Título: Política econômica está fora do debate eleitoral
Autor:
Fonte: Valor Econômico, 13/10/2006, Opinião, p. A12

Com a passagem da eleição presidencial para o segundo turno e o acirramento da retórica dos candidatos, a discussão de programas tem sido feita aos golpes do acaso, fora dos debates formais dos candidatos. Tanto o presidente Luiz Inácio Lula da Silva como Geraldo Alckmin, seu rival tucano, estão apresentando generalidades que mais contribuem para embaralhar as diferenças entre eles do que demarcá-las. Bastou o economista Yoshiaki Nakano, que esteve imerso nas discussões sobre o programa de Alckmin, apresentar algumas propostas claramente, para receber desmentidos indignados dos tucanos e um coro de críticas de ministros e auxiliares do presidente Lula, mesmo que alguns dos alvos sejam idéias que já habitaram mentes petistas.

O espanto dos tucanos chamou mais a atenção. A fúria de parte das hostes tucanas indica a divisão entre os ortodoxos -em geral alinhados com a equipe de comando na gestão de Fernando Henrique - e a ala que rejeita suas receitas e quer uma agenda de crescimento rápido. Várias reações se alinharam nas críticas a Nakano. Uma que, menos do que as palavras do economista, se importa com o fato de que ele está apresentando o "verdadeiro" programa de governo de Alckmin, descartando o que pensam os ortodoxos do PSDB - embora o economista tenha deixado claro que não falava em nome de ninguém, nem tinha ambições políticas. Outra foi a de que os tucanos estariam acenando com um programa de cortes pesado para ajustar as contas públicas e esse tema, muito longe de ganhar votos, é impopular e está sendo explorado de forma temerária pela campanha de Lula. Uma terceira diz respeito a questões que são bastante polêmicas e vão além da questão fiscal - envolvem quase um novo modelo de condução da política econômica.

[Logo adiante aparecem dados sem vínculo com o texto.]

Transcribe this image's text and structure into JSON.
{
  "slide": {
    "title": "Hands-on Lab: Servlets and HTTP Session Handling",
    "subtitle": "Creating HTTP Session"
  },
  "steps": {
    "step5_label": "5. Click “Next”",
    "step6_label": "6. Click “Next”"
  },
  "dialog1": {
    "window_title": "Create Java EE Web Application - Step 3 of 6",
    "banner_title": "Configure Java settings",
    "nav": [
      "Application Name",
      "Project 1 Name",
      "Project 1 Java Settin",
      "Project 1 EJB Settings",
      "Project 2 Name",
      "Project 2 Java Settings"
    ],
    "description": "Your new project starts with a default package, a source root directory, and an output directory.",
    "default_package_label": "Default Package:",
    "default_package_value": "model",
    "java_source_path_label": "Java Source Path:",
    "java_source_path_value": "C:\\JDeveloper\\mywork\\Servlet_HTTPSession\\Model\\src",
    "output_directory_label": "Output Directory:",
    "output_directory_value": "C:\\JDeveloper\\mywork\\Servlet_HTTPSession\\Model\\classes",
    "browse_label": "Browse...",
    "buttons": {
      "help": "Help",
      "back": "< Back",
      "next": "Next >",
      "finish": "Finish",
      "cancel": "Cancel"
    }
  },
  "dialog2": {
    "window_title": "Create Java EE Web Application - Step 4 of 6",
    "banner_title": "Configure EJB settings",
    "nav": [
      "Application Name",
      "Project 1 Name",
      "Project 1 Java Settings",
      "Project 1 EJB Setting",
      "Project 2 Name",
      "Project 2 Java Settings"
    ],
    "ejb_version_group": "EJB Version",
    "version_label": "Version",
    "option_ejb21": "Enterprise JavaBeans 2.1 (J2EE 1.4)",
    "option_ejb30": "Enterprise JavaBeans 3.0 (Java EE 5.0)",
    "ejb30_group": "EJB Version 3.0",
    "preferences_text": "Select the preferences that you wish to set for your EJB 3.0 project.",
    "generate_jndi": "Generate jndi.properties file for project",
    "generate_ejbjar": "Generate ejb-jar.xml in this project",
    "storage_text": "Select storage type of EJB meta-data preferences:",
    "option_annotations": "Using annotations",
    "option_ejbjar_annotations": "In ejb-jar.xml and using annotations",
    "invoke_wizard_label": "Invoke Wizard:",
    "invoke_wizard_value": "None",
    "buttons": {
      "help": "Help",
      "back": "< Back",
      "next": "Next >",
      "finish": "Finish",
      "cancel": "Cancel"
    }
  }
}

Em primeiro lugar, Nakano não disse nenhuma novidade sobre o que pensa. Ele repetiu suas idéias de entrevistas passadas e de artigos no Valor, onde é colunista. Na parte fiscal, sua proposta de zeragem do déficit nominal com corte de 3,4% do PIB nos gastos públicos não deveria ter motivado uma apressada reprimenda de Alckmin - "não corta não, isso não está no meu programa". Na verdade, a proposta de Alckmin é de um corte maior, de 4,4% do PIB em quatro anos de mandato. Nakano não apresentou o calendário anual como uma necessidade ou fatalidade, mas como possibilidade. Em segundo lugar, o programa de Alckmin é tão vago que parece feito para agradar gregos e troianos. Entre suas receitas de ajuste fiscal estão: "evitar desperdícios", "introduzir os princípios de racionalidade e eficiência na utilização dos recursos" e "seguir princípios éticos de gestão". Todo mundo sabe que um "choque de gestão" é mais do que isso e não é exatamente indolor.

Nakano tocou na delicada questão cambial. Com forte ajuste fiscal e redução dos juros, é possível que haja uma nova revoada de dólares para o país de imediato, dado o ambiente favorável produzido pelas mudanças, e só nessa eventualidade seria razoável se pensar em controle de capitais, embora isso não seja uma fatalidade, como esclareceu. O governo deveria manter o câmbio competitivo sempre, evitando flutuações bruscas no sentido da valorização e atuando com um fundo de estabilização cambial que não estaria nas mãos do Banco Central, mas do Tesouro. É uma adaptação das receitas de crescimento veloz da China e alguns países asiáticos, que pressupõe equilíbrio ou superávit fiscal, juros muito baixos e moeda desvalorizada. Não se sabe o papel do sistema de metas de inflação neste sistema, que é bastante intervencionista.

Discorde-se o não das idéias de Nakano, elas forçam um salutar debate prático. Os candidatos não estão interessados nisso. O desespero de alguns tucanos só tem comparação com o cinismo de petistas. O controle de capitais e a intervenção para desvalorizar o real, que sempre tiveram a simpatia do PT, foram amaldiçoados agora, numa risível inversão de papéis. Ao debate sério proposto sobre a real necessidade de um ajuste fiscal, a campanha de Lula opõe bobagens em que já acreditaram como o "desmonte" do Estado, a ojeriza às privatizações, o pífio corte de 0,1% do PIB ao ano nas despesas correntes e o fantasma do corte dos gastos sociais. Se quiser fazer o país crescer, Lula terá de apertar o cinto, mas também não quer falar nisso. Seria importante que os candidatos discutissem a sério seus programas. As chances de isso ocorrer são remotas.